Over the years, the fund has delivered varying returns, with notable annual performances such as a 31.82% return in 2019 and a 22.40% return in 2020. However, 2022 marked a concerning year with a -19.01% return, attributed to broader market volatilities. Nevertheless, it bounced back with a robust 32.38% return in 2023. The fund’s recent performance highlights the importance of a long-term view, as fluctuations are expected in international equity investments.
The fund’s strategy involves diversified investments in sectors like technology, consumer discretionary, and healthcare, with technology alone comprising 43.68% of its assets. Key holdings include prominent companies such as Meta Platforms, Amazon, and Alphabet Inc. The fund’s exposure to technology indicates a strategic selection of high-growth potential sectors, aligning with global digitalisation trends. While the fund remains unrated, its portfolio characteristics suggest a focus on high market capitalisation stocks, enhancing stability while pursuing growth.
SIP investment
Total investment: Rs 8.4 lakh (Rs 10,000 SIP per month)
Investment time: 7 years
Profit: Rs 5.72 lakh
Total corpus: Rs 14.12 lakh
Absolute return: 68.11%
Motilal Oswal Launches Business Cycle Fund
Launched in August 2024, Motilal Oswal Launches Business Cycle Fund has an NAV of Rs 11.39 and assets of Rs 1,603 crore. The fund, however, receives cautionary advice due to its narrow focus.
This fund is designed to capitalise on different phases of business cycles by investing primarily in companies that align with its specific investment objectives.
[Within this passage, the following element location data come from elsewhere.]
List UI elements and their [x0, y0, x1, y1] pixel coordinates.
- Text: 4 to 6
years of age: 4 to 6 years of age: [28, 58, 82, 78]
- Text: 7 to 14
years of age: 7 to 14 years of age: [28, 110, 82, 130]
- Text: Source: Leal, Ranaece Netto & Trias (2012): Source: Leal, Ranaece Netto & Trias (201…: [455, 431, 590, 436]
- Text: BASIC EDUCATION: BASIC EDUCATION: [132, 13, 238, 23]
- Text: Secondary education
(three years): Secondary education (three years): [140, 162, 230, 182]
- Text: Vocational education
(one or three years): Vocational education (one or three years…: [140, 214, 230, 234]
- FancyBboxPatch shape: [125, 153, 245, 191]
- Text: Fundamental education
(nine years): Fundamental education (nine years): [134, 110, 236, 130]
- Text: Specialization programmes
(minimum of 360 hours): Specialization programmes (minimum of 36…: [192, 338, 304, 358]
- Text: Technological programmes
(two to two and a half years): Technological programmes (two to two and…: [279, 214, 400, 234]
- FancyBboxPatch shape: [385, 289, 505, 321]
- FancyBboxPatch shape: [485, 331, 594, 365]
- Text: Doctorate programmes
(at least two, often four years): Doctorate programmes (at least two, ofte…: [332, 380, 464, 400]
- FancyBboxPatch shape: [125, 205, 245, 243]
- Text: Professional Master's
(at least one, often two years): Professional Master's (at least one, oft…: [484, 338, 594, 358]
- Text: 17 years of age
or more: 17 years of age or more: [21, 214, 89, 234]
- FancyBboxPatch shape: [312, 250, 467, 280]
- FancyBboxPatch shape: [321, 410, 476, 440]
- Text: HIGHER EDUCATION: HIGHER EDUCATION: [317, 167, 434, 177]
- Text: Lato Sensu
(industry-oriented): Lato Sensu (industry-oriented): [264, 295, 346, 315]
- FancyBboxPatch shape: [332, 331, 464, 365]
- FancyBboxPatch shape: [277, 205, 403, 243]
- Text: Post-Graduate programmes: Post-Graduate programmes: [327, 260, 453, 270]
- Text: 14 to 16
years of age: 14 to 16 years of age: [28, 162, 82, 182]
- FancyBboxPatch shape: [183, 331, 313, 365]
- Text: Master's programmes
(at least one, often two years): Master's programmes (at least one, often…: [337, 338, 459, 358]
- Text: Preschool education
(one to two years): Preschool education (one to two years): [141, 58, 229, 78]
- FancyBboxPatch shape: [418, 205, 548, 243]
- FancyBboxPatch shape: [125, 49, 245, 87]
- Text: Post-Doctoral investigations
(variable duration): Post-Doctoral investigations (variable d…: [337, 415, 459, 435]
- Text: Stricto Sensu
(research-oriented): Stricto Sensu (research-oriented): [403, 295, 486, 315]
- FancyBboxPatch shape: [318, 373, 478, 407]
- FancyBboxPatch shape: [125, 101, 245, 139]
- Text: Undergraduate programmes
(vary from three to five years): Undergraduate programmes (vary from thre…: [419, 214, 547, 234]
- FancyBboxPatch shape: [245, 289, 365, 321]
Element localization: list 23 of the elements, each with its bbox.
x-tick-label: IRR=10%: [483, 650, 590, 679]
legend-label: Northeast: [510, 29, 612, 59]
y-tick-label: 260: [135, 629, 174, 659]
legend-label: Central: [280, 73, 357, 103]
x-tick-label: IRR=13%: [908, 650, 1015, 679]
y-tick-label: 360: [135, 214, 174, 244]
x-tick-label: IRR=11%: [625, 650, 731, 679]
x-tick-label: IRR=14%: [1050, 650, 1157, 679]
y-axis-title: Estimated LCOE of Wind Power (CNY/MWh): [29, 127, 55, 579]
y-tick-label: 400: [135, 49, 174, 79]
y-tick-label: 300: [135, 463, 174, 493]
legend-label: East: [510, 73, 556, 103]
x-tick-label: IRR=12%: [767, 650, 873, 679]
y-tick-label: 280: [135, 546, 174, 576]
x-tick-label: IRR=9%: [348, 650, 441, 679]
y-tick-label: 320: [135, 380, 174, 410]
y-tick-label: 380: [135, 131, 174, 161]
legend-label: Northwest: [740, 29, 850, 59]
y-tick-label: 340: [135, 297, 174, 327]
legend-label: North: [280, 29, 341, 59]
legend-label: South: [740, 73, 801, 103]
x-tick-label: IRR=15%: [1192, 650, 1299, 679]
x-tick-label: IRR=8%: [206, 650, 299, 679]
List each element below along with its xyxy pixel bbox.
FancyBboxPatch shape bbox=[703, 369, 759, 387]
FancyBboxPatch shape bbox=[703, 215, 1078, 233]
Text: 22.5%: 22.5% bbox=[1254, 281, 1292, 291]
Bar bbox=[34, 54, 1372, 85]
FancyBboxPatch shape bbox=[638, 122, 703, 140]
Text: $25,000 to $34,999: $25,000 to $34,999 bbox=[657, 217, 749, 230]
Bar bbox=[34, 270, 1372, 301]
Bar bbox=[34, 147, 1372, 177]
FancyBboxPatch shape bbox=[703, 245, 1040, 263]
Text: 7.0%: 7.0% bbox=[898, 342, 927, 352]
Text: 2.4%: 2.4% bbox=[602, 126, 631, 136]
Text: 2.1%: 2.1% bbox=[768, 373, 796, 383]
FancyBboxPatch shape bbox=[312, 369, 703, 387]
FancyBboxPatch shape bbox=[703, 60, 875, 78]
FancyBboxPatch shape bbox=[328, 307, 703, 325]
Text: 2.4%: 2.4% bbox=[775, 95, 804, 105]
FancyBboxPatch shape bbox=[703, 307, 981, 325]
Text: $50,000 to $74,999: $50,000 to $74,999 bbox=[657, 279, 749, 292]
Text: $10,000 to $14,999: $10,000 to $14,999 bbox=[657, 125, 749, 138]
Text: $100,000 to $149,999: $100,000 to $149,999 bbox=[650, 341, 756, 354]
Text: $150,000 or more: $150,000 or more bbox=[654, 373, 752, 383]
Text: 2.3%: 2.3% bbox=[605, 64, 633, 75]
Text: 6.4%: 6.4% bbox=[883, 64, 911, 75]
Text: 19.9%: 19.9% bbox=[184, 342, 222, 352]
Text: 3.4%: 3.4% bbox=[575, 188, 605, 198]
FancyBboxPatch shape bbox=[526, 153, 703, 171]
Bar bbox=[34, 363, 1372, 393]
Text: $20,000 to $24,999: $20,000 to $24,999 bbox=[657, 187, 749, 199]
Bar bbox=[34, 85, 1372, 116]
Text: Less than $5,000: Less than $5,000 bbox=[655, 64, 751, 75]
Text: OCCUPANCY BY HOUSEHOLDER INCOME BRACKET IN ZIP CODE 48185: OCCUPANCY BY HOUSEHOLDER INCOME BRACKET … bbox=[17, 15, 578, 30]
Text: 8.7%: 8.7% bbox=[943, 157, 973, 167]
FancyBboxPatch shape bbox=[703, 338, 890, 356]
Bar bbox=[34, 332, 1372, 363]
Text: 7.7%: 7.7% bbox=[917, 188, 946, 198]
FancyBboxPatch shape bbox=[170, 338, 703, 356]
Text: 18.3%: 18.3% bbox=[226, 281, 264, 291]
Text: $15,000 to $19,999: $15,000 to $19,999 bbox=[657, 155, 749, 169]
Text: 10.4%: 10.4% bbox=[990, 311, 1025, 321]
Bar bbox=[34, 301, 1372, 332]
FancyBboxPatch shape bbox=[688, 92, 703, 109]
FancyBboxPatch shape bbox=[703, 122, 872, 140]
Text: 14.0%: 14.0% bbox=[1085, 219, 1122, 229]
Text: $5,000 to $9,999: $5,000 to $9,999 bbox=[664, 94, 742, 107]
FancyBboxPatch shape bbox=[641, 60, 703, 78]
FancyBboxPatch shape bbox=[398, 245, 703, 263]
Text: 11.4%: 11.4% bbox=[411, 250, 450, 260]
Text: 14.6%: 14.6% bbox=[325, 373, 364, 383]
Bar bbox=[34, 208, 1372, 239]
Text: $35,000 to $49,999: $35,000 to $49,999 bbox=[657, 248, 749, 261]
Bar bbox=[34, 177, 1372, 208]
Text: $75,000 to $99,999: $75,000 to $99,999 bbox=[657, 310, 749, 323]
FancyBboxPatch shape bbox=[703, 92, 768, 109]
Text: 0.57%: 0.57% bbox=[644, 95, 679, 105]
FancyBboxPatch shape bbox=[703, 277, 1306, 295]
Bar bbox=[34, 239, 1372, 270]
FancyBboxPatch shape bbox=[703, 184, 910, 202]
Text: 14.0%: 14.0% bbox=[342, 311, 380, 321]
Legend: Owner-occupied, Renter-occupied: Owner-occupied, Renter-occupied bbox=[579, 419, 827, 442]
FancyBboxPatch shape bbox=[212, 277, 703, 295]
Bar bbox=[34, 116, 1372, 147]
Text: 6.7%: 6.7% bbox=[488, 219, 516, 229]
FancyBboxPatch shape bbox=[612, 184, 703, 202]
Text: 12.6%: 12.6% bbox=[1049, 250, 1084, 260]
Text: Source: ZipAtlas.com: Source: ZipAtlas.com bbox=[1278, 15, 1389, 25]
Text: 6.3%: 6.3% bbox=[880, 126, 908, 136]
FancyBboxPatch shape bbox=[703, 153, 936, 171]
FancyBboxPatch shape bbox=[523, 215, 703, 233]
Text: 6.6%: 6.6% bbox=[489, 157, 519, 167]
The Motilal Oswal Business Cycle Fund has been structured to focus heavily on equities, with an asset allocation of 86.78% in equities and 13.22% in cash and cash equivalents. This thematic fund’s top holdings include well-known companies such as Shaily Engineering Plastics and Coforge, indicative of its strategy to invest in sectors expected to benefit from cyclical economic changes.
SIP investment
Total investment: Rs 60,000
Six-month returns: 2.62%
Assets under management: Rs 1,603 crore
What should you do now?
For investors considering these options, it is essential to evaluate personal risk tolerance, investment horizon, and market conditions. While international funds have shown relative strength amid the Indian market’s recent struggles, factors such as currency risk and foreign market volatility must be considered. Similarly, thematic funds may appeal to those with a higher risk appetite and interest in specific sectors but require strategic timing to mitigate potential losses.